Être le jeune frère de Paul McCartney ne doit pas être facile. Imaginez que vous vous réunissez autour de la table à manger de Noël et que vous entendez : « Eh bien, ça a été une bonne année pour Paul, on dirait qu’il a vraiment changé la forme de l’histoire culturelle mondiale cette fois-ci, alors bien joué… ». Inutile de dire que la vie n’est pas une compétition, mais c’est un héritage qui s’avère difficile à mesurer.
Cependant, Peter McCartney, connu professionnellement sous le nom de Mike McGear, a eu un moment glorieux au soleil lorsqu’il a joyeusement usurpé le torrent constant de surenchère de son frère avec, eh bien, avec essentiellement une sorte de comptine prog-rock pour adultes. En tant que membre du groupe comique The Scaffold, McGear a inexplicablement connu un énorme succès en 1968 avec le titre « Lilly the Pink.
La chanson a occupé la première place du hit-parade britannique des singles pendant quatre semaines à Noël et a réalisé un exploit similaire en Australie et en Irlande, où elle a également été numéro un. Dans le reste de l’Europe, les gens l’apprécient également, si bien qu’elle dépasse même certains des singles les moins commerciaux des Beatles.
Le titre est basé sur la vieille chanson folklorique « The Ballad of Lydia Pinkham », mais sur la mélodie chantée en terrasse se trouve un psaume fantaisiste sur un super-médicament miraculeux inventé par l’estimée Lilly the Pink, qui guérit le manque d’appétit en provoquant une obésité morbide et soigne les taches de rousseur en provoquant un changement de sexe. Il est peut-être exagéré de dire que la chanson prononce une sorte de satire de Big Pharma en se basant sur la simple jovialité de sa production.
À l’époque où les Beatles ont fait leurs premiers pas, McGear travaillait comme apprenti coiffeur. Lorsque les histoires de son grand frère sont arrivées à la maison, il a dû être ébloui par les lumières vives et a cherché à saisir sa propre part du gâteau. Naturellement, il a pensé que le meilleur moyen d’y parvenir était de rejoindre un groupe local de comédie-poésie-musique, qui, comme nous le savons tous, est le moyen le plus rapide d’accéder à la célébrité.
Outre l’énorme numéro un de Noël de « Lilly the Pink », McGear a également enregistré plusieurs autres succès avec The Scaffold, dont « Thank U Very Much » et « Gin Gan Goolie ». The Scaffold a fusionné avec Grimm après avoir ajouté plusieurs autres poètes comiques à leur composition, mais les tensions sont montées d’un cran lorsque quelques cuisiniers de trop ont commencé à remuer le bouillon hilarant, et McGear a quitté le groupe. Par la suite, il a sorti quelques singles en solo, a collaboré avec Wings et s’est finalement lancé dans une carrière de photographe.

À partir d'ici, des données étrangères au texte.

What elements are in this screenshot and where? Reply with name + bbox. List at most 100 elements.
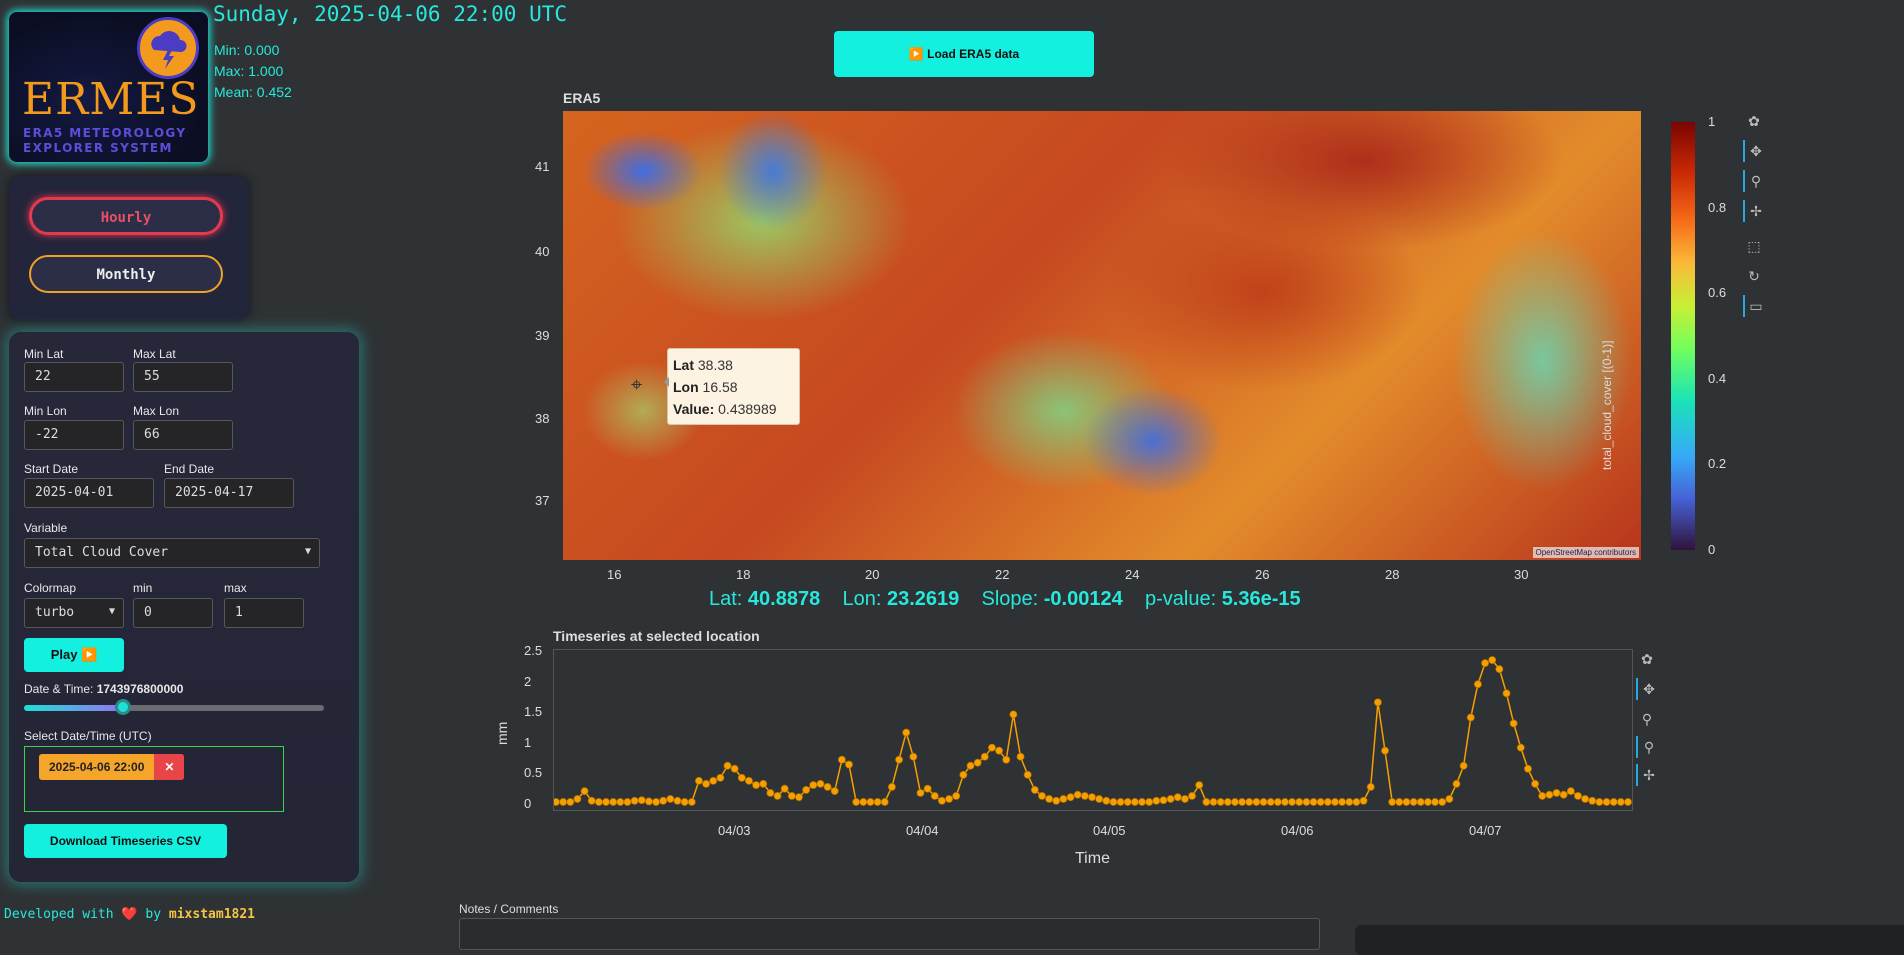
- data-point[interactable]: [1066, 793, 1075, 802]
- data-point[interactable]: [1223, 798, 1232, 806]
- data-point[interactable]: [1559, 790, 1568, 799]
- data-point[interactable]: [1395, 798, 1404, 806]
- data-point[interactable]: [1466, 713, 1475, 722]
- close-icon[interactable]: ✕: [154, 754, 185, 780]
- data-point[interactable]: [1138, 798, 1146, 806]
- data-point[interactable]: [766, 788, 775, 797]
- data-point[interactable]: [1302, 798, 1311, 806]
- data-point[interactable]: [1023, 770, 1032, 779]
- data-point[interactable]: [859, 798, 868, 806]
- data-point[interactable]: [1130, 798, 1139, 806]
- data-point[interactable]: [1545, 790, 1554, 799]
- data-point[interactable]: [1316, 798, 1325, 806]
- data-point[interactable]: [1245, 798, 1254, 806]
- data-point[interactable]: [1566, 787, 1575, 796]
- data-point[interactable]: [573, 795, 582, 803]
- data-point[interactable]: [1309, 798, 1318, 806]
- data-point[interactable]: [1238, 798, 1247, 806]
- data-point[interactable]: [809, 781, 818, 790]
- data-point[interactable]: [1088, 793, 1096, 802]
- data-point[interactable]: [1438, 798, 1447, 806]
- data-point[interactable]: [730, 764, 739, 773]
- data-point[interactable]: [1402, 798, 1411, 806]
- data-point[interactable]: [1102, 796, 1111, 805]
- data-point[interactable]: [559, 798, 568, 806]
- data-point[interactable]: [1045, 795, 1054, 803]
- data-point[interactable]: [1373, 698, 1382, 707]
- data-point[interactable]: [737, 773, 746, 782]
- data-point[interactable]: [787, 792, 796, 800]
- data-point[interactable]: [973, 758, 982, 767]
- data-point[interactable]: [1381, 746, 1389, 755]
- data-point[interactable]: [1009, 710, 1018, 719]
- data-point[interactable]: [995, 746, 1004, 755]
- max-lat-input[interactable]: 55: [133, 362, 233, 392]
- data-point[interactable]: [1259, 798, 1268, 806]
- wheel-zoom-icon[interactable]: ⚲: [1743, 170, 1767, 192]
- data-point[interactable]: [1145, 798, 1154, 806]
- data-point[interactable]: [1588, 796, 1597, 805]
- min-lat-input[interactable]: 22: [24, 362, 124, 392]
- data-point[interactable]: [759, 779, 768, 788]
- data-point[interactable]: [816, 779, 825, 788]
- data-point[interactable]: [1502, 689, 1511, 698]
- data-point[interactable]: [1616, 798, 1625, 806]
- data-point[interactable]: [552, 798, 560, 806]
- data-point[interactable]: [723, 761, 732, 770]
- data-point[interactable]: [1495, 665, 1504, 674]
- data-point[interactable]: [566, 798, 575, 806]
- download-csv-button[interactable]: Download Timeseries CSV: [24, 824, 227, 858]
- data-point[interactable]: [1445, 795, 1454, 803]
- data-point[interactable]: [1080, 792, 1089, 800]
- data-point[interactable]: [623, 798, 632, 806]
- box-zoom-icon[interactable]: ⚲: [1636, 708, 1658, 730]
- data-point[interactable]: [1488, 656, 1497, 665]
- data-point[interactable]: [1581, 795, 1590, 803]
- data-point[interactable]: [1073, 790, 1082, 799]
- data-point[interactable]: [780, 784, 789, 793]
- data-point[interactable]: [1266, 798, 1275, 806]
- data-point[interactable]: [687, 798, 696, 806]
- osm-credit-link[interactable]: OpenStreetMap contributors: [1532, 547, 1639, 558]
- data-point[interactable]: [1523, 764, 1532, 773]
- data-point[interactable]: [895, 755, 903, 764]
- data-point[interactable]: [1288, 798, 1297, 806]
- min-lon-input[interactable]: -22: [24, 420, 124, 450]
- data-point[interactable]: [773, 792, 782, 800]
- bokeh-logo-icon[interactable]: ✿: [1636, 648, 1658, 670]
- data-point[interactable]: [1609, 798, 1618, 806]
- data-point[interactable]: [1331, 798, 1339, 806]
- data-point[interactable]: [887, 782, 896, 791]
- data-point[interactable]: [694, 776, 703, 785]
- data-point[interactable]: [1388, 798, 1397, 806]
- data-point[interactable]: [1016, 752, 1025, 761]
- data-point[interactable]: [1423, 798, 1432, 806]
- data-point[interactable]: [1416, 798, 1425, 806]
- data-point[interactable]: [1230, 798, 1239, 806]
- data-point[interactable]: [1459, 761, 1468, 770]
- data-point[interactable]: [1195, 781, 1204, 790]
- data-point[interactable]: [1109, 798, 1118, 806]
- data-point[interactable]: [902, 728, 911, 737]
- colormap-select[interactable]: turbo ▼: [24, 598, 124, 628]
- data-point[interactable]: [1295, 798, 1304, 806]
- hover-icon[interactable]: ✢: [1743, 200, 1767, 222]
- data-point[interactable]: [1052, 796, 1061, 805]
- data-point[interactable]: [1473, 680, 1482, 689]
- data-point[interactable]: [1166, 795, 1175, 803]
- data-point[interactable]: [823, 782, 832, 791]
- data-point[interactable]: [673, 796, 682, 805]
- data-point[interactable]: [745, 776, 753, 785]
- data-point[interactable]: [752, 781, 761, 790]
- data-point[interactable]: [637, 796, 646, 805]
- data-point[interactable]: [587, 796, 596, 805]
- data-point[interactable]: [702, 779, 711, 788]
- reset-icon[interactable]: ↻: [1743, 265, 1765, 287]
- data-point[interactable]: [830, 787, 839, 796]
- data-point[interactable]: [1352, 798, 1361, 806]
- data-point[interactable]: [937, 796, 946, 805]
- data-point[interactable]: [1002, 755, 1011, 764]
- data-point[interactable]: [1431, 798, 1439, 806]
- data-point[interactable]: [959, 770, 968, 779]
- data-point[interactable]: [916, 788, 925, 797]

La raison pour laquelle la star a opté pour un pseudonyme est qu’il ne voulait pas que les gens pensent qu’il s’accrochait aux manteaux créatifs de son frère, ce qui aurait naturellement été le cas, compte tenu du style introspectif et profondément poignant qu’ils propageaient tous deux. Il est intéressant de noter que le mot « Gear » était à l’époque l’équivalent liverpudlien de « Fab » ; le surnom qu’il a choisi était donc en quelque sorte un clin d’œil à son frère. Seul le temps dira qui de la famille McCartney remportera la bataille artistique dans les livres d’histoire, mais je parie sur Mike et son histoire fantastique d’un homme qui utilise ses oreilles décollées pour voler. C’est la chanson que McCartney aurait aimé écrire, et The Scaffold est le groupe que les Beatles auraient pu être.